Home Investing Online Investing For Beginners and the Tortuous Route For Deposits and Withdrawals

Online Investing For Beginners and the Tortuous Route For Deposits and Withdrawals

by WhereWhatHow
Online Investing For Beginners and the Tortuous Route For Deposits and Withdrawals

One of the first lessons you will learn about online investing is that things never seem to be straightforward. A classic example of this is the way in which funds are deposited and withdrawn from the programmes you join.

Spawning of an Industry

If you were to open an account with an online stock or forex broker more often than not you would be able to deposit and withdraw funds electronically into your personal bank account. Usually this is quick and often free.

Other types of online investing programmes can’t use that method and I assume this is because banks want to keep their distance as they don’t fully understand them (with justification in some cases).
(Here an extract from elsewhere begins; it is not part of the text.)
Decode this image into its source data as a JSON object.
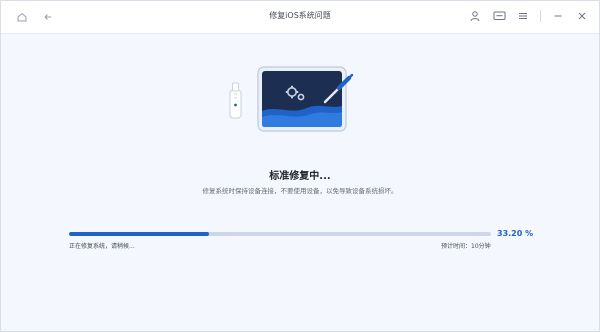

This has meant that alternative funding arrangements have had to be created. Enter the online payment processor.

If you intend to take advantage of the higher returns offered by these online investing programmes you will need to make sure that you open accounts with several payment processors, sometimes known as e-currency accounts. Bear in mind that many programmes do accept bank wires but this can be costly and time consuming although some people are happy to go this route.

Opening an Account

Let’s say that you decide to open accounts with online payment processors, what does this mean in practice? Well the first thing you need to be aware of is that some form of ID and address verification will be needed. There is no getting away from this so make sure you have electronic copies of your ID and at least one recent utility bill or bank statement available for this purpose.

Opening an account is generally very easy and once you submit the verification details it doesn’t take long to set one up. Companies that offer this service include:

  1. AlertPay
  2. Liberty Reserve
  3. Global Digital Pay
  4. Perfect Money
  5. StrictPay
  6. Solid Trust Pay

The list above shows the major processors but there are others available. It is always worth checking with the programme you intend to invest with just which payment processors they accept.

So once you have an account set up with a payment processor is it then possible to make deposits and withdrawals easily? The answer to that is not necessarily so. Even if you have a payment processor account you may not be able to fund directly (although again bank wires are usually possible). What you may now need is an e-currency exchanger account. Here you can transfer funds from your bank account, and have them converted to one of the payment processor e-currencies.

Examples of these companies include:

  1. London Gold Exchange
  2. Vela Exchange
  3. ECardOne
  4. AutoCambist
  5. Getemoney
  6. Webmoney

Of course all of these companies have to make a profit to trade so there will be charges involved, it is outside the scope of this article to go into detail about specific charges but you should make sure you understand what the charges are for depositing and withdrawing funds. Whilst it may seem an expensive overhead if you think about it the potential profits to be gained will soon recoup the costs involved.